[wp-hackers] Developer portal

Nathan Rice ncrice at gmail.com
Mon Dec 14 23:41:41 UTC 2009


On Mon, Dec 14, 2009 at 6:21 PM, Matt Mullenweg <m at mullenweg.com> wrote:

>
> The problem with offsite resources besides the sites change, shift, expire,
> redirect to porn, is that more fundamentally it's the product of a single
> person.
>

Indeed. That's why I suggested a voting system where users could vote on
what tutorial best explained the function. Outdated tutorials could easily
be "voted off" in favor or new ones. If the tutorials are out of date, then
any blogger can fire up his editor and make a new one that IS up to date.

Much like canonical plugins, we want people to work together to create
> something better than they would be able to create on their own. (Just like
> WordPress works.)


That's a worthy goal, but I'd cite the Codex as a good example of
centralized, collective, voluntary documentation not working like one would
hope it would. This despite the many campaigns to encourage people to
contribute to it.


> Our own Mark/Podz used to have fantastic tutorials on his site, but then he
> started to get overwhelmed with people contacting him for support because
> they were on his site, and then they got out of date and no one else updated
> them because they were "Mark's tutorials."
>

See my note on the community voting on the best tutorials.

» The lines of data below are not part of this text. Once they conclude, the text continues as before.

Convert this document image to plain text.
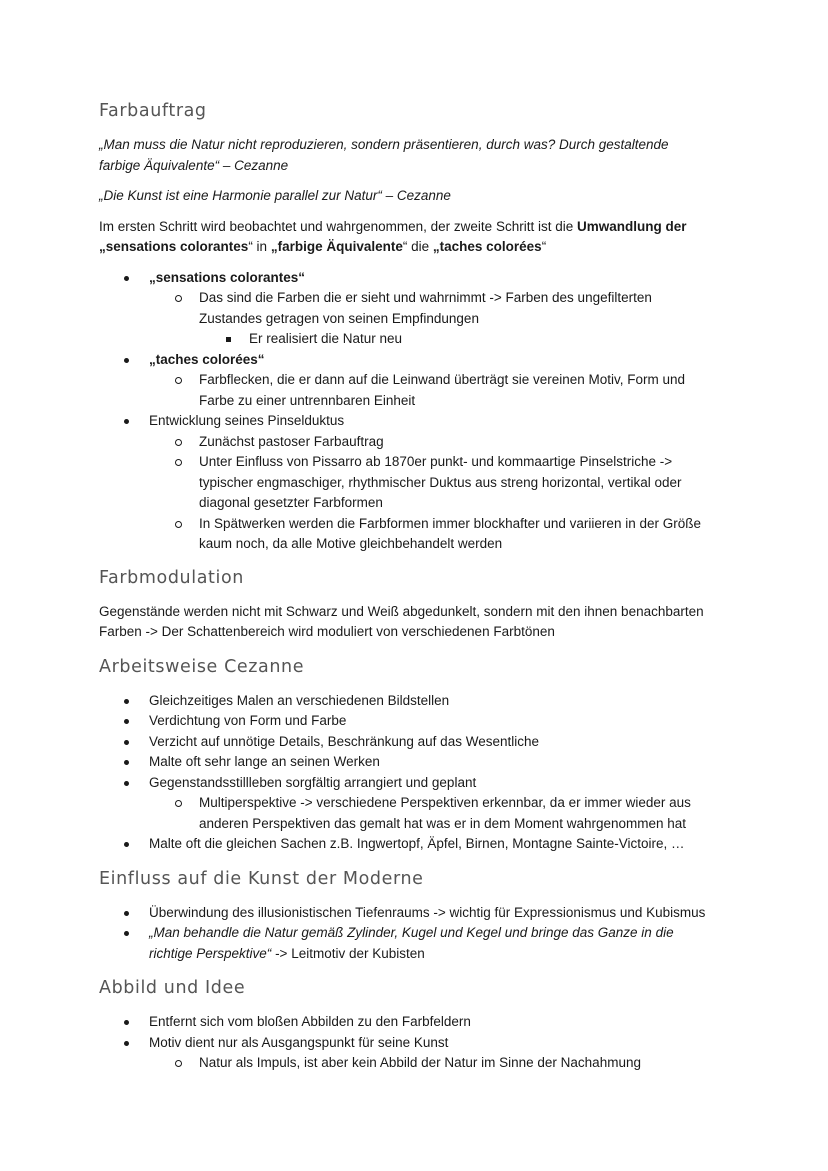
Farbauftrag

„Man muss die Natur nicht reproduzieren, sondern präsentieren, durch was? Durch gestaltende
farbige Äquivalente“ – Cezanne

„Die Kunst ist eine Harmonie parallel zur Natur“ – Cezanne

Im ersten Schritt wird beobachtet und wahrgenommen, der zweite Schritt ist die Umwandlung der
„sensations colorantes“ in „farbige Äquivalente“ die „taches colorées“

„sensations colorantes“
Das sind die Farben die er sieht und wahrnimmt -> Farben des ungefilterten
Zustandes getragen von seinen Empfindungen
Er realisiert die Natur neu
„taches colorées“
Farbflecken, die er dann auf die Leinwand überträgt sie vereinen Motiv, Form und
Farbe zu einer untrennbaren Einheit
Entwicklung seines Pinselduktus
Zunächst pastoser Farbauftrag
Unter Einfluss von Pissarro ab 1870er punkt- und kommaartige Pinselstriche ->
typischer engmaschiger, rhythmischer Duktus aus streng horizontal, vertikal oder
diagonal gesetzter Farbformen
In Spätwerken werden die Farbformen immer blockhafter und variieren in der Größe
kaum noch, da alle Motive gleichbehandelt werden
Farbmodulation

Gegenstände werden nicht mit Schwarz und Weiß abgedunkelt, sondern mit den ihnen benachbarten
Farben -> Der Schattenbereich wird moduliert von verschiedenen Farbtönen

Arbeitsweise Cezanne
Gleichzeitiges Malen an verschiedenen Bildstellen
Verdichtung von Form und Farbe
Verzicht auf unnötige Details, Beschränkung auf das Wesentliche
Malte oft sehr lange an seinen Werken
Gegenstandsstillleben sorgfältig arrangiert und geplant
Multiperspektive -> verschiedene Perspektiven erkennbar, da er immer wieder aus
anderen Perspektiven das gemalt hat was er in dem Moment wahrgenommen hat
Malte oft die gleichen Sachen z.B. Ingwertopf, Äpfel, Birnen, Montagne Sainte-Victoire, …
Einfluss auf die Kunst der Moderne
Überwindung des illusionistischen Tiefenraums -> wichtig für Expressionismus und Kubismus
„Man behandle die Natur gemäß Zylinder, Kugel und Kegel und bringe das Ganze in die
richtige Perspektive“ -> Leitmotiv der Kubisten
Abbild und Idee
Entfernt sich vom bloßen Abbilden zu den Farbfeldern
Motiv dient nur als Ausgangspunkt für seine Kunst
Natur als Impuls, ist aber kein Abbild der Natur im Sinne der Nachahmung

> My favorite kind of attribution is collective, "we built this together."
> That's basically what we have on the wp.org about page now (though it's
> woefully incomplete),
>

Mine too. But I'd be careful to not assume this is the position of the
people you hope will provide the documentation for you and the WP community
at large.


>
> I fully expect there to be fantastic stuff posted on other sites just like
> there is today, just because we have some resources/tutorials/documentation
> on the official site doesn't mean the other stuff goes away.



Yeah, you're probably right. I don't doubt that there would still be a
vibrant community of people writing tutorials on their own blogs. Given the
wealth of information that is created DAILY on WP-centric blogs, it makes
sense to leverage all that hard work, doesn't it? Perhaps even encourage it?

Again, I'll cite the Codex as an example of hoping people will voluntarily
contribute to a central tutorial/documentation repository as a pipe dream.
 Whereas we have good evidence to suggest that traffic is a proven
enticement for frequent, high quality documentation.